The blockchain promises to revolutionize a lot of industries from finance to supply-chain. However, we haven’t heard a lot of talk about professional services or the way people find work and that relationship. That might change with a new blockchain project called SpringRole.
LinkedIn Style Professional Verification
So what does SpringRole do? It provides professional verification, and an attestation framework built on the blockchain. Let’s discuss the professional verification part first.
Employers need to be able to verify the claims made by potential employees. Today, there are solutions, but they are a bungled up set of systems that are neither very accurate not easy to perform. Moreover, they are more expensive to carry out than it needs to be. A better solution is naturally desirable by both the parties.
Then, there is the question of attestation. This is a really tricky problem, but SpringRole has a plan to solve this. Why is this hard? Because you need to get a lot of stakeholders on a single platform and agree to do something in a new way. Now let’s be honest here – doing that is really really hard, especially when you’re talking about very technologically conservative organizations.
For example, the entire education sector, including the universities, are not known to be at the forefront of technology when it comes to things like attestations. Therefore, getting them to change their behavior is going to be a very difficult process. However, if they all agree to use SpringRole, it is a huge market to address.
Endorsements and Attestations
As we discussed above, attestations need a buy-in that is large and hard to bring everyone on a network. Luckily, there are several types of endorsements and attestations that SpringRole is building. Educational accomplishments is only one of them, and will likely be hard to get universities from all over the world on board a completely new platform.
Then there is employment attestation, which should be easier as there are many nimble firms especially in the blockchain space, that may do so.
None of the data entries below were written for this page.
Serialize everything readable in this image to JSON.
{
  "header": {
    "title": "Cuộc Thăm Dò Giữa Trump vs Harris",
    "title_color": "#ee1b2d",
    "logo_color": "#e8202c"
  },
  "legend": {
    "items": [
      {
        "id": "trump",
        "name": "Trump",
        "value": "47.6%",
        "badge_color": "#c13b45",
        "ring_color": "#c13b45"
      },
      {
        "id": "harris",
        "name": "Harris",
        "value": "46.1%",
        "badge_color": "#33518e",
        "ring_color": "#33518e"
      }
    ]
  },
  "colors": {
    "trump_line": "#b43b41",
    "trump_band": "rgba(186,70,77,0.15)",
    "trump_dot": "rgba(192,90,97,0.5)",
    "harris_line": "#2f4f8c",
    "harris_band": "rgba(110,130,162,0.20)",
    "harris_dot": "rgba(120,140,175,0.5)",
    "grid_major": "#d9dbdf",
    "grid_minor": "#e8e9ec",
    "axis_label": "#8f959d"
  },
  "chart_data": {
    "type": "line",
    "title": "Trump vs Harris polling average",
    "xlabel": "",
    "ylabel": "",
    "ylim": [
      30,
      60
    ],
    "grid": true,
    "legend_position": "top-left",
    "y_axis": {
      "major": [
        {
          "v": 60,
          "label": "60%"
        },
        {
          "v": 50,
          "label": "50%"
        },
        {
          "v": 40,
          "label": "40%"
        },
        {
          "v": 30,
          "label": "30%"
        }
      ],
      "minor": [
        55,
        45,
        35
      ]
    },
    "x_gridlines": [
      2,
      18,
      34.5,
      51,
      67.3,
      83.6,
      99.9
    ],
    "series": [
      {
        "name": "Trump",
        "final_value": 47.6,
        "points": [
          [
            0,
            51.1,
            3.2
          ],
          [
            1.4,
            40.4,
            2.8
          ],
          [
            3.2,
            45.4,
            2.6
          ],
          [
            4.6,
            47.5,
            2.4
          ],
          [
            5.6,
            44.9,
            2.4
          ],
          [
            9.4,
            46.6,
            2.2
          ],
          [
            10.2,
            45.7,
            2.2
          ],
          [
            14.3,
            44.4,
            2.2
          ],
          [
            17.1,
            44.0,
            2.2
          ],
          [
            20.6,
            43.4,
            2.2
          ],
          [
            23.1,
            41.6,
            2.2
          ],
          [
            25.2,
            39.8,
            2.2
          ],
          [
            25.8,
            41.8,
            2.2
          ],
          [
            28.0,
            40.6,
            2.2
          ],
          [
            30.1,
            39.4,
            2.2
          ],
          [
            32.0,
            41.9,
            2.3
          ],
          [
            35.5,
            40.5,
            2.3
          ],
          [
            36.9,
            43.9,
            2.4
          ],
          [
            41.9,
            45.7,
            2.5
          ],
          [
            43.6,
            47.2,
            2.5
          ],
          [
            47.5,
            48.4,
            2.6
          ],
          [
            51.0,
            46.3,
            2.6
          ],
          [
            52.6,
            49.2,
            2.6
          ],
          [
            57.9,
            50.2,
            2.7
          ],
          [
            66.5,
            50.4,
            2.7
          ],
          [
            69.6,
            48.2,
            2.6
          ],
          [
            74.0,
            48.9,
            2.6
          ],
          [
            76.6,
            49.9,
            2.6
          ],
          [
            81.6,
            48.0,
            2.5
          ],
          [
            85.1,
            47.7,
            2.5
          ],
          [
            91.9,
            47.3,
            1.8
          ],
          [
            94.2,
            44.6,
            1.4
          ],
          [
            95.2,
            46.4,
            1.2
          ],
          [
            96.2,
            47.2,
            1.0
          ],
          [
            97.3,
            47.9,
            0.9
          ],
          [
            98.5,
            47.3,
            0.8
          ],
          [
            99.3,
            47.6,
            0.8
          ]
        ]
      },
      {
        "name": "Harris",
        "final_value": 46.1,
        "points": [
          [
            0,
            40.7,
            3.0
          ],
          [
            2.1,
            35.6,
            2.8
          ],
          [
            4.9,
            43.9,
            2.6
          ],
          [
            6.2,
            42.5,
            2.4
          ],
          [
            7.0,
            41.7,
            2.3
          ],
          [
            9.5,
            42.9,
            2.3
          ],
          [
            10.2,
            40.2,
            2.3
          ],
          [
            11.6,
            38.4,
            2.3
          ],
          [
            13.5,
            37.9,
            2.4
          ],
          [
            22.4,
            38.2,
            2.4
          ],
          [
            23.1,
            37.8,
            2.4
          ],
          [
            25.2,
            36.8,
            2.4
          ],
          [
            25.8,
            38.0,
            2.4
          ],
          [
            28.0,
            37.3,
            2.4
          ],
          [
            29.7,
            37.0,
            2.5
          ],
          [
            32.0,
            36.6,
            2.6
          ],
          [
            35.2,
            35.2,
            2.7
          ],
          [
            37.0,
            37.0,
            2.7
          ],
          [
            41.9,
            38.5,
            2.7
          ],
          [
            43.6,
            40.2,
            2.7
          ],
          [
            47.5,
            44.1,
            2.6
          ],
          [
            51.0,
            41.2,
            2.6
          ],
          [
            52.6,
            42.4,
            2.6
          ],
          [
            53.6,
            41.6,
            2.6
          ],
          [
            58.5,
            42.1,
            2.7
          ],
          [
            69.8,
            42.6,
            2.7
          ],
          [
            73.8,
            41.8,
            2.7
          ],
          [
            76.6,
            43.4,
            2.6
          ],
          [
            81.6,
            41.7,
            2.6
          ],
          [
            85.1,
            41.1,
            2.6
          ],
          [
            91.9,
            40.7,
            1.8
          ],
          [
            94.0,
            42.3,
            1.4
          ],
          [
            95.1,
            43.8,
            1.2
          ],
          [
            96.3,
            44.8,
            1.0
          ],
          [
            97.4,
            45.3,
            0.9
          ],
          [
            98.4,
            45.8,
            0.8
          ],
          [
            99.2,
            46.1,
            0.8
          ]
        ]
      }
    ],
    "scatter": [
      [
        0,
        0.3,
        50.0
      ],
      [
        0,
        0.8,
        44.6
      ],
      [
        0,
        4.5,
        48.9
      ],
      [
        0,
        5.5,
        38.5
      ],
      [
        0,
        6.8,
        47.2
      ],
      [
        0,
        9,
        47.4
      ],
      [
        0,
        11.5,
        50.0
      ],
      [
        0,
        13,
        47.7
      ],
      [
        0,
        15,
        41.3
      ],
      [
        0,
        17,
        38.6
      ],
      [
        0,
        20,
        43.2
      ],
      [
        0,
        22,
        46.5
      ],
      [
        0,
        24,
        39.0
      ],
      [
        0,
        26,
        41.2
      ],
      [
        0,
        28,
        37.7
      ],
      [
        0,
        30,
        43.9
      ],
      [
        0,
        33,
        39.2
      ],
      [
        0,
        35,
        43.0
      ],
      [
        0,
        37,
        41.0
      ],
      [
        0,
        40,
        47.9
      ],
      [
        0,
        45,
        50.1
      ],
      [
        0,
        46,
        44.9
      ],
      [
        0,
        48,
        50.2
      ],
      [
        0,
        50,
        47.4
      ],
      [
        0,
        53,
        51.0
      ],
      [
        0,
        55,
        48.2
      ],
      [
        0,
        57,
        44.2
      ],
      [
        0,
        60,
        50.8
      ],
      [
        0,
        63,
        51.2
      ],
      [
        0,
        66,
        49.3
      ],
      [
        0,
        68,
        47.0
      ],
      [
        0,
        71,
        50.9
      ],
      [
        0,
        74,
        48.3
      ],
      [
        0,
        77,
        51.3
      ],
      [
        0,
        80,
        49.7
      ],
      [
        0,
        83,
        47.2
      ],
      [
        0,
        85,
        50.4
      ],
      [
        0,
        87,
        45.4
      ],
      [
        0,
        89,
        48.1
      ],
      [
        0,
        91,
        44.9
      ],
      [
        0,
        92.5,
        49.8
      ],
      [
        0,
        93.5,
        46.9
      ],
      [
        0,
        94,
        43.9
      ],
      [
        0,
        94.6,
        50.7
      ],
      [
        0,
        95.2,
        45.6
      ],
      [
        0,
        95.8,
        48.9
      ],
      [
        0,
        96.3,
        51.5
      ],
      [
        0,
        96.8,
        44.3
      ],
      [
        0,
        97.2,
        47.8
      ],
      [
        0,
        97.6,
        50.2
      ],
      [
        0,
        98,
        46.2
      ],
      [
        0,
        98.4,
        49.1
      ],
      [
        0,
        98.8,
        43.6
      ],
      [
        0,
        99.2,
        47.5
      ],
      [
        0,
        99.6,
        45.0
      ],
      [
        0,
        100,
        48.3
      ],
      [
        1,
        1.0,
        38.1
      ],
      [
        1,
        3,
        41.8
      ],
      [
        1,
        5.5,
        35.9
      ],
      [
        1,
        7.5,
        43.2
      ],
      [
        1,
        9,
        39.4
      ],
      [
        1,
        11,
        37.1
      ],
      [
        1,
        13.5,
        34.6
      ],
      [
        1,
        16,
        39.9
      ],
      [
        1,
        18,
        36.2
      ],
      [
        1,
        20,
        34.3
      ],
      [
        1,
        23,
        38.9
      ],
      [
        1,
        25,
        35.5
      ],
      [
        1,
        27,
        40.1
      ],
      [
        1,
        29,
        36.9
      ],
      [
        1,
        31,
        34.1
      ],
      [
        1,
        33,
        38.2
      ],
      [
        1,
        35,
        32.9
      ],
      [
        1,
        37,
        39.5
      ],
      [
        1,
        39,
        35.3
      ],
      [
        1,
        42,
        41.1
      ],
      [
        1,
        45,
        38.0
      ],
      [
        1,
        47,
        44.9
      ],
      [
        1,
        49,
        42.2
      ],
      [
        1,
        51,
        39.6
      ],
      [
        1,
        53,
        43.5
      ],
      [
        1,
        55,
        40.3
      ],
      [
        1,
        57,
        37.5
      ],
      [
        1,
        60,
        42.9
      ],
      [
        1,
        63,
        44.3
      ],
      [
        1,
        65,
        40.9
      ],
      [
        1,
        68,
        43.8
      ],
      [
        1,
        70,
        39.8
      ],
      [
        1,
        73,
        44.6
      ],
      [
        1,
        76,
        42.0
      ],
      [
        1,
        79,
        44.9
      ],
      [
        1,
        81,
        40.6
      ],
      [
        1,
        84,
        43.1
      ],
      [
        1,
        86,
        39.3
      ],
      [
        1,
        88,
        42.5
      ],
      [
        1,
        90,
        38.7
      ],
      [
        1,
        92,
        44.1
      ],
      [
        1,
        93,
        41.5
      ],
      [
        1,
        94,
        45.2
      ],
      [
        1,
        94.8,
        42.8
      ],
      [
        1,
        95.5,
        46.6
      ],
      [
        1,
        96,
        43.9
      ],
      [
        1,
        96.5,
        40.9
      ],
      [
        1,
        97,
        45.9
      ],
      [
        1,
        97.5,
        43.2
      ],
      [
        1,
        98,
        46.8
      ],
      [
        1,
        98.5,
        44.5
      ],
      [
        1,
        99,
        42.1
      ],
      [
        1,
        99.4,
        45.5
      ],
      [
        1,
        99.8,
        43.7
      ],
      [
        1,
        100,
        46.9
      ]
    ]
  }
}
Providing an endorsement or attestation can be a simple factual check, such as did the employee work at the firm. This should be easy to do bringing startups on board.
Then, there is the skills attestation which is also quite difficult to pull off. Skills, after all, are hard to evaluate objectively and there is no simple yes/no for competency. LinkedIn solves this problem by ‘endorsement’ but it gets abused too much. SpringRole wants to bring in third-party testing platforms to the platform, which can provide a more objective measure of skill. In the meanwhile, endorsements from people with an already high reputation on the platform would count for more.
Yes, the industry is going to be challenging to break into, but if the company can bring the various stakeholders on the table, the market is big enough to try.